When building Python applications, especially those involving external libraries like pandas or polars, it's easy to fall into the trap of writing your entire codebase around those libraries. But what happens if you need to switch libraries down the road?
A smart strategy is to use an API wrapper—a layer between your main code and the external library. This wrapper acts as a middleman, so your application only interacts with your own defined interface. If the library ever changes, you update the wrapper—not your whole codebase.
This approach is strongly recommended in Serious Python by Julien Danjou:
“No matter how useful an external library might be, be wary of letting it get its hooks into your actual source code... A better idea is to write your own API—a wrapper that encapsulates your external libraries and keeps them out of your source code.”
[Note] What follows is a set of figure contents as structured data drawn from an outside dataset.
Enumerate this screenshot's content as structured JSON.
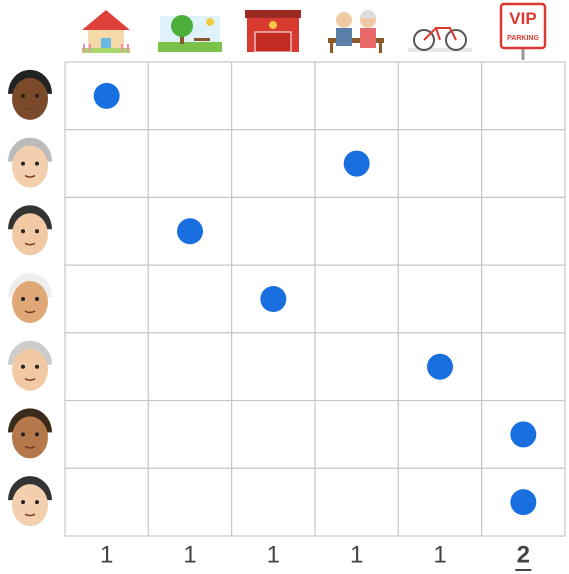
{
  "puzzle": {
    "rows": 7,
    "columns": 6,
    "placements": [
      0,
      3,
      1,
      2,
      4,
      5,
      5
    ],
    "column_counts": [
      1,
      1,
      1,
      1,
      1,
      2
    ],
    "highlighted_column": 5,
    "vip_sign": {
      "title": "VIP",
      "subtitle": "PARKING"
    }
  }
}
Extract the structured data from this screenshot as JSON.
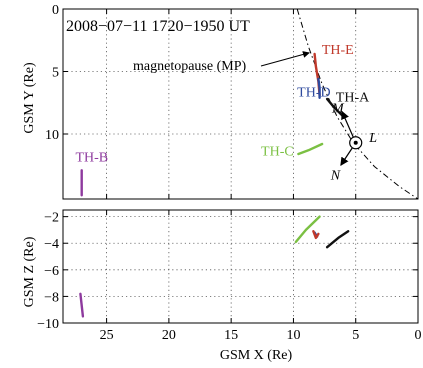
{
  "title": "2008−07−11  1720−1950 UT",
  "chart_data": [
    {
      "type": "line",
      "panel": "top",
      "xlabel": "",
      "ylabel": "GSM Y  (Re)",
      "xlim": [
        0,
        28.5
      ],
      "xaxis_reversed": true,
      "ylim": [
        0,
        15.2
      ],
      "yaxis_reversed": true,
      "yticks": [
        0,
        5,
        10
      ],
      "xticks": [
        0,
        5,
        10,
        15,
        20,
        25
      ],
      "grid": true,
      "series": [
        {
          "name": "TH-E",
          "color": "#c0392b",
          "x": [
            8.3,
            8.2,
            8.0,
            7.9
          ],
          "y": [
            3.6,
            4.6,
            5.8,
            6.9
          ]
        },
        {
          "name": "TH-D",
          "color": "#2e4a9e",
          "x": [
            8.0,
            7.9,
            7.9
          ],
          "y": [
            5.6,
            6.3,
            7.1
          ]
        },
        {
          "name": "TH-A",
          "color": "#111111",
          "x": [
            7.3,
            6.7,
            6.0
          ],
          "y": [
            7.2,
            7.9,
            8.6
          ]
        },
        {
          "name": "TH-C",
          "color": "#7bc043",
          "x": [
            9.6,
            8.8,
            7.7
          ],
          "y": [
            11.6,
            11.3,
            10.8
          ]
        },
        {
          "name": "TH-B",
          "color": "#8e3a9e",
          "x": [
            27.0,
            27.0
          ],
          "y": [
            12.9,
            14.9
          ]
        }
      ],
      "magnetopause": {
        "label": "magnetopause (MP)",
        "x": [
          9.7,
          8.8,
          7.7,
          6.5,
          5.2,
          3.5,
          1.5,
          0.0
        ],
        "y": [
          0.0,
          3.0,
          6.0,
          8.6,
          10.7,
          12.6,
          14.2,
          15.2
        ]
      },
      "coordinate_system": {
        "origin": [
          5.0,
          10.7
        ],
        "axes": [
          {
            "label": "L",
            "to": [
              4.4,
              10.3
            ]
          },
          {
            "label": "M",
            "to": [
              6.1,
              8.2
            ]
          },
          {
            "label": "N",
            "to": [
              6.2,
              12.5
            ]
          }
        ]
      }
    },
    {
      "type": "line",
      "panel": "bottom",
      "xlabel": "GSM X  (Re)",
      "ylabel": "GSM Z  (Re)",
      "xlim": [
        0,
        28.5
      ],
      "xaxis_reversed": true,
      "ylim": [
        -10,
        -1.5
      ],
      "yticks": [
        -2,
        -4,
        -6,
        -8,
        -10
      ],
      "xticks": [
        0,
        5,
        10,
        15,
        20,
        25
      ],
      "grid": true,
      "series": [
        {
          "name": "TH-C",
          "color": "#7bc043",
          "x": [
            9.8,
            9.0,
            7.9
          ],
          "y": [
            -3.9,
            -3.0,
            -2.0
          ]
        },
        {
          "name": "TH-D",
          "color": "#2e4a9e",
          "x": [
            8.3,
            8.1
          ],
          "y": [
            -3.2,
            -3.5
          ]
        },
        {
          "name": "TH-E",
          "color": "#c0392b",
          "x": [
            8.4,
            8.2,
            8.0
          ],
          "y": [
            -3.1,
            -3.6,
            -3.3
          ]
        },
        {
          "name": "TH-A",
          "color": "#111111",
          "x": [
            7.3,
            6.4,
            5.6
          ],
          "y": [
            -4.3,
            -3.6,
            -3.1
          ]
        },
        {
          "name": "TH-B",
          "color": "#8e3a9e",
          "x": [
            27.1,
            26.9
          ],
          "y": [
            -7.8,
            -9.5
          ]
        }
      ]
    }
  ]
}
— Serious Python, Chapter 5
Let’s walk through a real-world example using pandas and polars, two popular Python libraries for working with tabular data.
In this example, we’ll start by building a simple wrapper around the pandas library to calculate the average of a column and count rows in a CSV file. Then, we’ll see how easy it is to swap in polars with just a small change to the wrapper—leaving the rest of the main code untouched.
Step 1: Define the Wrapper
# my_data_api.py (using pandas initially)
import pandas as pd
class DataAPI:
def __init__(self, file_path):
self.df = pd.read_csv(file_path)
def get_column_average(self, column_name):
return self.df[column_name].mean()
def get_row_count(self):
return len(self.df)
Step 2: Main Code Uses Only the Wrapper
# main.py
from my_data_api import DataAPI
def main():
api = DataAPI("data.csv")
print(f"Average: {api.get_column_average('score')}")
print(f"Rows: {api.get_row_count()}")
Step 3: Update the Wrapper to switch from using Pandas to Polars (All changes made in the one wrapper file)
# my_data_api.py (now using polars)
import polars as pl
class DataAPI:
def __init__(self, file_path):
self.df = pl.read_csv(file_path) # polars equivalent of pd.read_csv()
def get_column_average(self, column_name):
return self.df[column_name].mean()
def get_row_count(self):
return self.df.height # polars equivalent of len(df)
✅ Done. We swapped libraries with zero changes to the main code:
# main.py
from my_data_api import DataAPI
def main():
api = DataAPI("data.csv")
print(f"Average: {api.get_column_average('score')}")
print(f"Rows: {api.get_row_count()}")
Now, imagine the main code directly used pandas everywhere:
# main.py (original version using pandas directly)
import pandas as pd
def main():
df = pd.read_csv("data.csv")
avg = df["score"].mean()
rows = len(df)
print(f"Average: {avg}")
print(f"Rows: {rows}")
Now if we want to switch to polars, we have to:
Replace pd.read_csv() with pl.read_csv()
Update len(df) to df.height
Ensure every single usage of pandas syntax works with polars' APIs
Update all function calls and refactor logic across the codebase
Rewritten version with polars (without a wrapper)
# main.py (rewritten for polars)
import polars as pl
def main():
df = pl.read_csv("data.csv")
avg = df["score"].mean()
rows = df.height
print(f"Average: {avg}")
print(f"Rows: {rows}")
Now imagine doing that in 10, 50, or 100 files across a large codebase. Yikes.
Using an API wrapper is a classic case of protecting yourself from future pain. It’s a little more work upfront, but a huge time-saver if:
A better library comes along
The original library is deprecated or falls behind
You want to swap libraries or add testing layers
Your code becomes modular, maintainable, and future-proof.
Just like Serious Python suggests—treat external libraries like power tools. Use them carefully, and store them in your "tool shed" (wrapper) to protect the rest of your house (codebase).